Линия Гринева в повести разрешена как второстепенная.
Слить в одном узле дворянскую оппозицию и народное восстание оказалось невозможным, и Пушкин отказался от этой мысли, – он перерос этот конфликт.
В словах старика Гринева он дал и анализ невозможности слияния:
«Как! – повторял он, выходя из себя. – Сын мой участвовал в замыслах Пугачева! Боже праведный, до чего я дожил! Государыня избавляет его от казни! От этого разве мне легче? Не казнь страшна: пращур мой умер на лобном месте, отстаивая то, что почитал святынею своей совести; отец мой пострадал вместе с Волынским и Хрущевым. Но дворянину изменить своей присяге, соединиться с разбойниками, с убийцами, с беглыми холопьями!.. Стыд и срам нашему роду!..» (Пушкин, т. IV, стр. 426).
Когда Пушкин изменил и ослабил роль Гринева, то вместо примирения с правительством, – темы, которая, вероятно, лежала в основе плана исторического романа («Арап Петра Великого»), – ему понадобилась тема обнаружения недоразумения.
Тогда появился мотив «благородного молчания» Гринева в ответ на оговор Швабрина.
Для Пушкина эта тема не была центральной, поэтому и другой сюжетный ход – донос Швабрина на Гринева родителям – остался у него только намеком:
«Но кто же брал на себя труд уведомить отца моего о моем поведении?… Я терялся в догадках. Подозрения мои остановились на Швабрине. Он один имел выгоду в доносе, коего следствием могло быть удаление мое из крепости и разрыв с комендантским семейством» (Пушкин, т.
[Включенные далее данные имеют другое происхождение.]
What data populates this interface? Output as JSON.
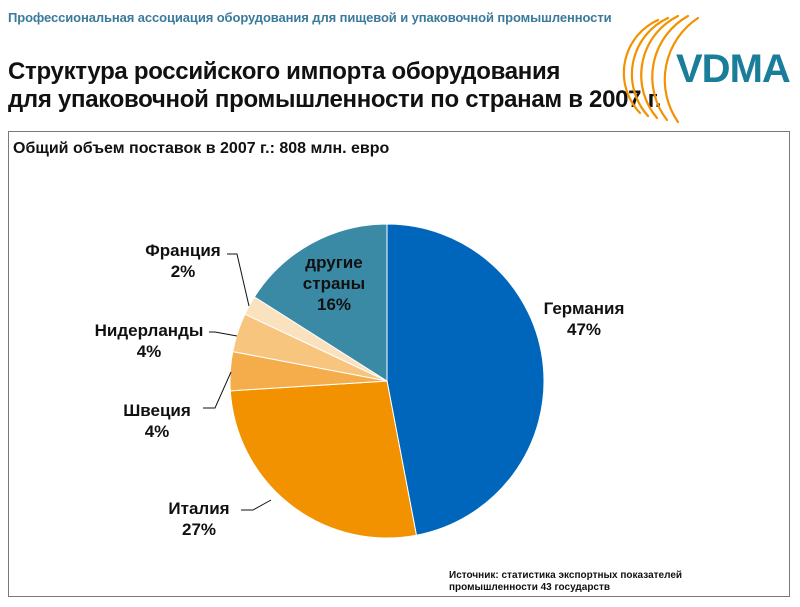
{
  "header": {
    "association": "Профессиональная ассоциация оборудования для пищевой и упаковочной промышленности",
    "title_line1": "Структура российского импорта оборудования",
    "title_line2": "для упаковочной промышленности по странам в 2007 г.",
    "logo_text": "VDMA"
  },
  "chart_data": {
    "type": "pie",
    "title": "Структура российского импорта оборудования для упаковочной промышленности по странам в 2007 г.",
    "subtitle": "Общий объем поставок в 2007 г.: 808 млн. евро",
    "slices": [
      {
        "label": "Германия",
        "value": 47,
        "pct_label": "47%",
        "color": "#0066bb"
      },
      {
        "label": "Италия",
        "value": 27,
        "pct_label": "27%",
        "color": "#f39200"
      },
      {
        "label": "Швеция",
        "value": 4,
        "pct_label": "4%",
        "color": "#f5ac4a"
      },
      {
        "label": "Нидерланды",
        "value": 4,
        "pct_label": "4%",
        "color": "#f7c57e"
      },
      {
        "label": "Франция",
        "value": 2,
        "pct_label": "2%",
        "color": "#fbe2be"
      },
      {
        "label_line1": "другие",
        "label_line2": "страны",
        "value": 16,
        "pct_label": "16%",
        "color": "#3a8aa6"
      }
    ],
    "source_line1": "Источник: статистика  экспортных показателей",
    "source_line2": "промышленности 43 государств"
  },
  "colors": {
    "accent_orange": "#f39200",
    "logo_teal": "#1a7e9a",
    "association_text": "#3a7a9a"
  }
}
IV, стр. 351– 352).
Этот момент почти не развернут.
Второй раз Швабрин активизирован в доносе на Гринева, когда он обвиняет его в измене.
Донос этот потребовался в повести, когда Пушкин лишил Гринева вины.
В старых набросках планов за действительную вину сына просил помилования старик-отец у своих политических соперников.
При новой ситуации Маша является причиной молчания, и развязка дана уже на моральной коллизии.
Маша не боится за себя так, как боится за нее Гринев.
Это перенесло центр развязки повести на нее.
Кроме того, в данном конкретном случае нужно сказать, что к Маше у Пушкина такое же отношение, как к Пугачеву. Я подкрепляю это несколько неожиданное заявление тем, что Маша характеризована народными песенными эпиграфами. Правда, использованы не только народные песни, но и песни, испытавшие уже на себе литературное влияние.
От окружения Екатерины она отделена совершенно.
Изображая примиренность Радищева в своей статье, предназначенной для «Современника», Пушкин писал:
«Смиренный опытностию и годами, он даже переменил образ мысли, ознаменовавший его бурную и кичливую молодость.
Он не питал в сердце своем никакой злобы к прошедшему, и помирился искренно с славной памятию великой царицы» (т. V, стр. 248).
Как я доказываю дальше, статья о Радищеве для Пушкина чрезвычайно автобиографична – это раздумье о капитуляции и мысли о новой борьбе.
Статья писалась в 1836 г., одновременно с «Капитанской дочкой».
Вряд ли Пушкин искренно примирился с образом великой царицы.
Вряд ли случаен для повести самый выбор цитат из Княжнина.
Княжнин был жертвой Екатерины.
Пушкин писал в 1822 г.:
«Радищев был сослан в Сибирь; Княжнин умер под розгами – и Фон-Визин, которого она боялась, не избегнул бы той же участи, если б не чрезвычайная его известность» (т. VI, стр. 22).
Не только примирение с Екатериной, но самое изображение ее было чрезвычайно тяжело для Пушкина.
Теперь перейдем к анализу самого изображения.
В нем видна методика сопротивления Пушкина.
Пушкин очень хорошо знал екатерининский материал, но при показе императрицы пошел самым официальным путем и удовлетворил этим цензуру.
Надо вспомнить, что Миронова приехала в Петербург, вероятно, в середине сентября ст. ст. и что погода была настолько холодна, что женщина, у которой она остановилась, боялась после ранней осенней прогулки за здоровье молодой девушки.
В это же время по саду утром гуляла императрица в легком летнем платье.
Почему ей понадобилось простуживаться?
Потому, что она пришла в сад прямо с портрета, и Пушкин ее не хотел переодевать.
Написать повесть из эпохи Пугачевщины без Екатерины невозможно, тем более, что Николай действительно относился к памяти своей бабушки почтительно.
За гравировку портрета Боровиковского, оригинал которого относился к 1791 г., гравер Уткин получил в 1827 г. бриллиантовый перстень.
Ландшафт к портрету гравировал Чесский. На гравюре была изображена Екатерина с собачкой. Недоконченная гравюра была отправлена английскому художнику Скотту, который поправил ноги собачке.